Hearing disability in patients with Fuchs' endothelial corneal dystrophy: unrecognized co-pathology?

• Published in: Clinical ophthalmology (Auckland, N.Z.) Vol. 5; pp. 1297 - 1301
• Main Authors: Stehouwer, Marilette, Bijlsma, Ward R, Van der Lelij, Allegonda
• Format: Journal Article
• Language: English
• Published: New Zealand Taylor & Francis Ltd 01.01.2011; Dove Press; Dove Medical Press
• Subjects: Age; Fuchs' endothelial corneal dystrophy; hearing disability; hearing impairment; Ophthalmology; Original Research; Fuchs’ endothelial corneal dystrophy; hearing impairment; hearing disability
• ISSN: 1177-5483; 1177-5467; 1177-5483
• DOI: 10.2147/opth.s23091

To investigate a possible association between Fuchs' endothelial corneal dystrophy (FECD) and hearing disability. A cross-sectional observational study was performed at the University Medical Center Utrecht. Cases and controls were patients who were treated by a cornea specialist between 2004 and 2008. FECD patients had either already undergone or were planned for a keratoplasty procedure. All controls were patients treated for cataract without any corneal pathology. Cases and controls were matched by age group and gender. A structured telephone interview combined with a validated self-perceived hearing function test (the Hearing Handicap Inventory for the Elderly, screening version; HHIE-S) was used for data collection.
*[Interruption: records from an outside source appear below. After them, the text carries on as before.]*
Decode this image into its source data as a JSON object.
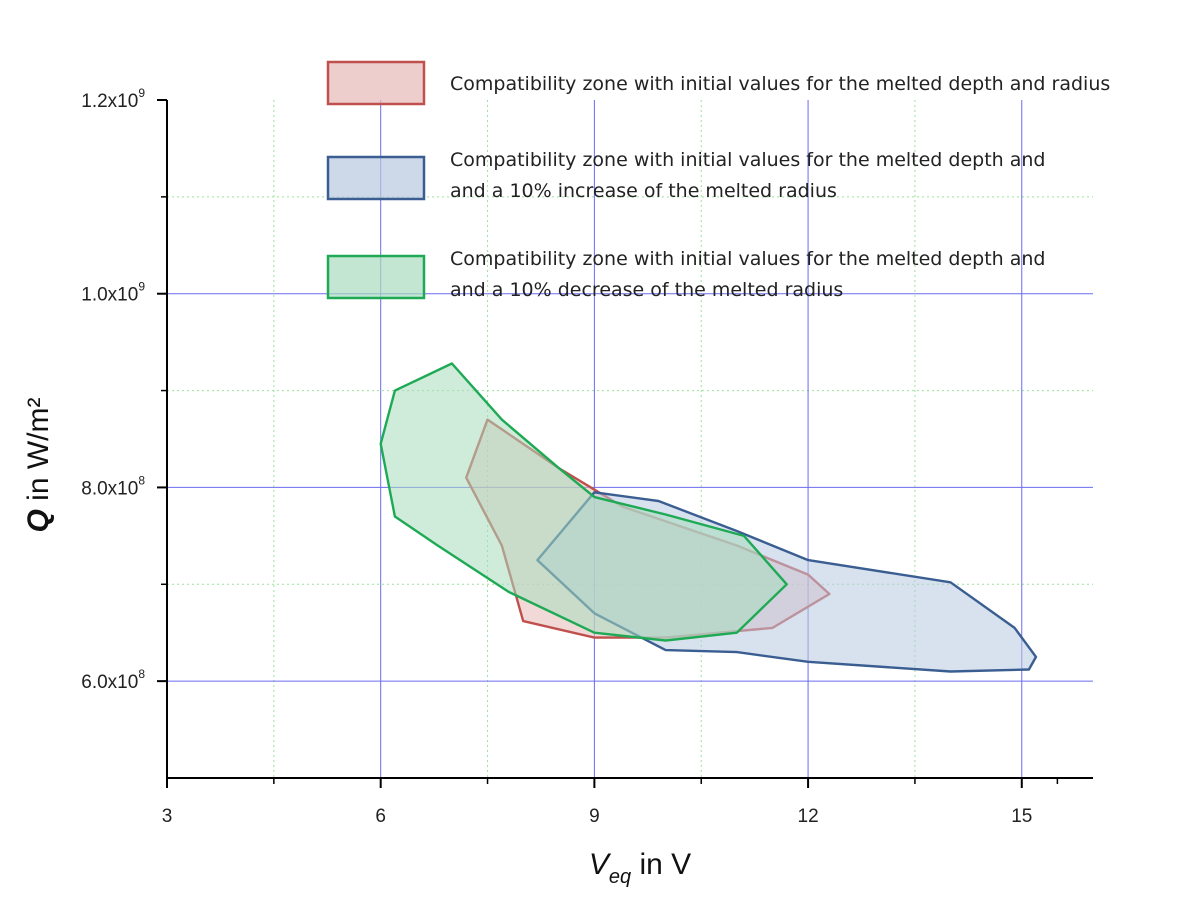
{
  "chart_data": {
    "type": "area",
    "xlabel": {
      "main": "V",
      "sub": "eq",
      "rest": " in V"
    },
    "ylabel": {
      "main": "Q",
      "rest": " in W/m²"
    },
    "xlim": [
      3,
      16
    ],
    "ylim": [
      500000000.0,
      1200000000.0
    ],
    "xticks": [
      3,
      6,
      9,
      12,
      15
    ],
    "xtick_labels": [
      "3",
      "6",
      "9",
      "12",
      "15"
    ],
    "yticks": [
      600000000.0,
      800000000.0,
      1000000000.0,
      1200000000.0
    ],
    "ytick_labels": [
      {
        "mant": "6.0x10",
        "exp": "8"
      },
      {
        "mant": "8.0x10",
        "exp": "8"
      },
      {
        "mant": "1.0x10",
        "exp": "9"
      },
      {
        "mant": "1.2x10",
        "exp": "9"
      }
    ],
    "grid": {
      "major": true,
      "minor": true
    },
    "legend_position": "top-right",
    "series": [
      {
        "name_lines": [
          "Compatibility zone with initial values for the melted depth and radius"
        ],
        "stroke": "#c0504d",
        "fill": "#e6b9b8",
        "points": [
          [
            7.5,
            870000000.0
          ],
          [
            8.5,
            820000000.0
          ],
          [
            9.4,
            780000000.0
          ],
          [
            11.0,
            740000000.0
          ],
          [
            12.0,
            710000000.0
          ],
          [
            12.3,
            690000000.0
          ],
          [
            11.5,
            655000000.0
          ],
          [
            10.0,
            645000000.0
          ],
          [
            9.0,
            645000000.0
          ],
          [
            8.0,
            662000000.0
          ],
          [
            7.7,
            740000000.0
          ],
          [
            7.2,
            810000000.0
          ]
        ]
      },
      {
        "name_lines": [
          "Compatibility zone with initial values for the melted depth and",
          "and a 10% increase of the melted radius"
        ],
        "stroke": "#3a5e91",
        "fill": "#b8c8e0",
        "points": [
          [
            9.0,
            795000000.0
          ],
          [
            9.9,
            786000000.0
          ],
          [
            11.0,
            755000000.0
          ],
          [
            12.0,
            725000000.0
          ],
          [
            14.0,
            702000000.0
          ],
          [
            14.9,
            655000000.0
          ],
          [
            15.2,
            625000000.0
          ],
          [
            15.1,
            612000000.0
          ],
          [
            14.0,
            610000000.0
          ],
          [
            12.0,
            620000000.0
          ],
          [
            11.0,
            630000000.0
          ],
          [
            10.0,
            632000000.0
          ],
          [
            9.0,
            670000000.0
          ],
          [
            8.2,
            725000000.0
          ]
        ]
      },
      {
        "name_lines": [
          "Compatibility zone with initial values for the melted depth and",
          "and a 10% decrease of the melted radius"
        ],
        "stroke": "#1eaa55",
        "fill": "#a8dcbe",
        "points": [
          [
            7.0,
            928000000.0
          ],
          [
            7.7,
            870000000.0
          ],
          [
            8.5,
            820000000.0
          ],
          [
            9.0,
            790000000.0
          ],
          [
            10.0,
            772000000.0
          ],
          [
            11.1,
            750000000.0
          ],
          [
            11.7,
            700000000.0
          ],
          [
            11.0,
            650000000.0
          ],
          [
            10.0,
            642000000.0
          ],
          [
            9.0,
            650000000.0
          ],
          [
            7.8,
            692000000.0
          ],
          [
            6.8,
            740000000.0
          ],
          [
            6.2,
            770000000.0
          ],
          [
            6.0,
            845000000.0
          ],
          [
            6.2,
            900000000.0
          ]
        ]
      }
    ]
  }
}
Hearing disability was reported in 33 patients (45.8%) in the FECD-group (n = 72, average age: 73 years) versus 50 patients (34.7%) in the control group (n = 144, average age: 73 years). Hearing disability was significantly associated with FECD after adjustment for age, noise exposure, and diabetes mellitus (odds ratio 1.97 95% confidence interval 1.04-3.75). This case-control study reports a significant association between FECD and hearing disability. The causal relation was not evaluated in this study, though mutations in the SLC4A11 gene could have played an important role. This gene encodes for an ion transporter, which has been found in the cornea and inner ear. With the lack of examination with a pure tone or speech audiometry in this study, further studies need to be performed in order to support the association and should include a complete ENT examination with audiometry and genetic research.